FONTE: iG Brasília, TRIBUNA DA BAHIA.
Enquanto mais de 2 mil políticos
foram flagrados recebendo o Bolsa Família no início
do ano, várias famílias pobres que têm direito de participar do programa
tiveram benefícios bloqueados ou cancelados em função de falhas ou conflitos
cadastrais de dois sistemas de informática do governo federal. Gestores do
programa em sete Estados ouvidos pelo iG estimam que entre 2% e 5% dos
beneficiários sofrem com esse problema.
Hoje, para receber o Bolsa Família, o beneficiário é inscrito em dois sistemas. O primeiro é o Cadastro Único para Programas Sociais do Governo Federal (Cadúnico), onde estão informações como identificação da família, renda, endereço, entre outras. O segundo é o Sistema de Benefícios ao Cidadão (Sibec), gerido pela Caixa Econômica Federal. Este último é responsável pela geração da folha de pagamento do Bolsa Família.

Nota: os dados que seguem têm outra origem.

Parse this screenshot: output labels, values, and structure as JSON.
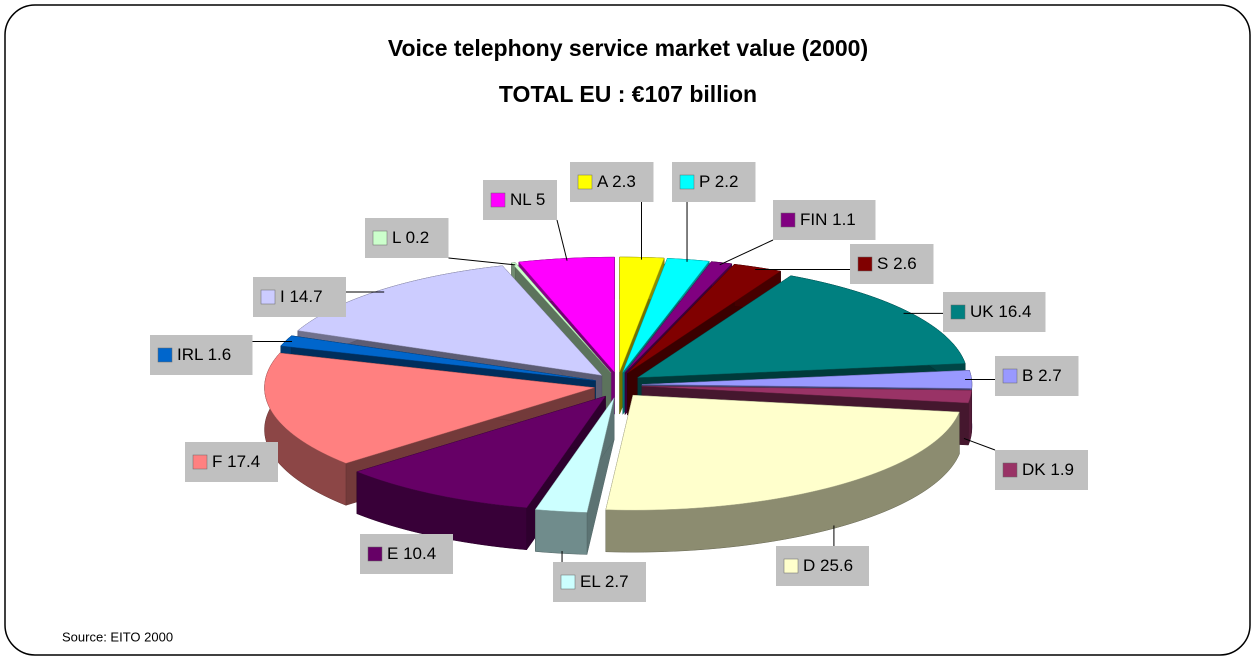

Os gestores do Bolsa Família reclamam que,
pelo fato dos dois sistemas não serem diretamente interligados, qualquer
alteração feita em um dos dois (como uma simples atualização cadastral), se
reflete diretamente no bloqueio de benefícios. É como se um sistema enxergasse
um erro ou incongruência no outro, bloqueando automaticamente o pagamento dos
benefícios mesmo para pessoas que não apresentam qualquer tipo de problema ou
irregularidade.
Por exemplo, há casos em que, no
ato de cadastro no Cadúnico, o sistema aponta renda compatível com o programa
Bolsa Família, mas o Sibec refaz os cálculos baseado em outros critérios e,
muitas vezes, o benefício é
cancelado por a renda ficar superior à permitida para o programa. Gestores
também contam que, em outras situações, os dados de beneficiários são apagados
dos sistemas do governo federal sem qualquer motivo aparente.
Outro problema constante diz respeito à
transferência de domicílio. O Cadúnico e o Sibec têm cancelado benefícios de
pessoas que mudam de cidade, mesmo não tendo melhorado de renda. Em lista
recebida pela iG , pelo menos 20 falhas nos sistemas Cadúnico e Sibec são
apontadas como causas de bloqueios ou cancelamentos indevidos de benefícios.
O Ministério do Desenvolvimento Social (MDS)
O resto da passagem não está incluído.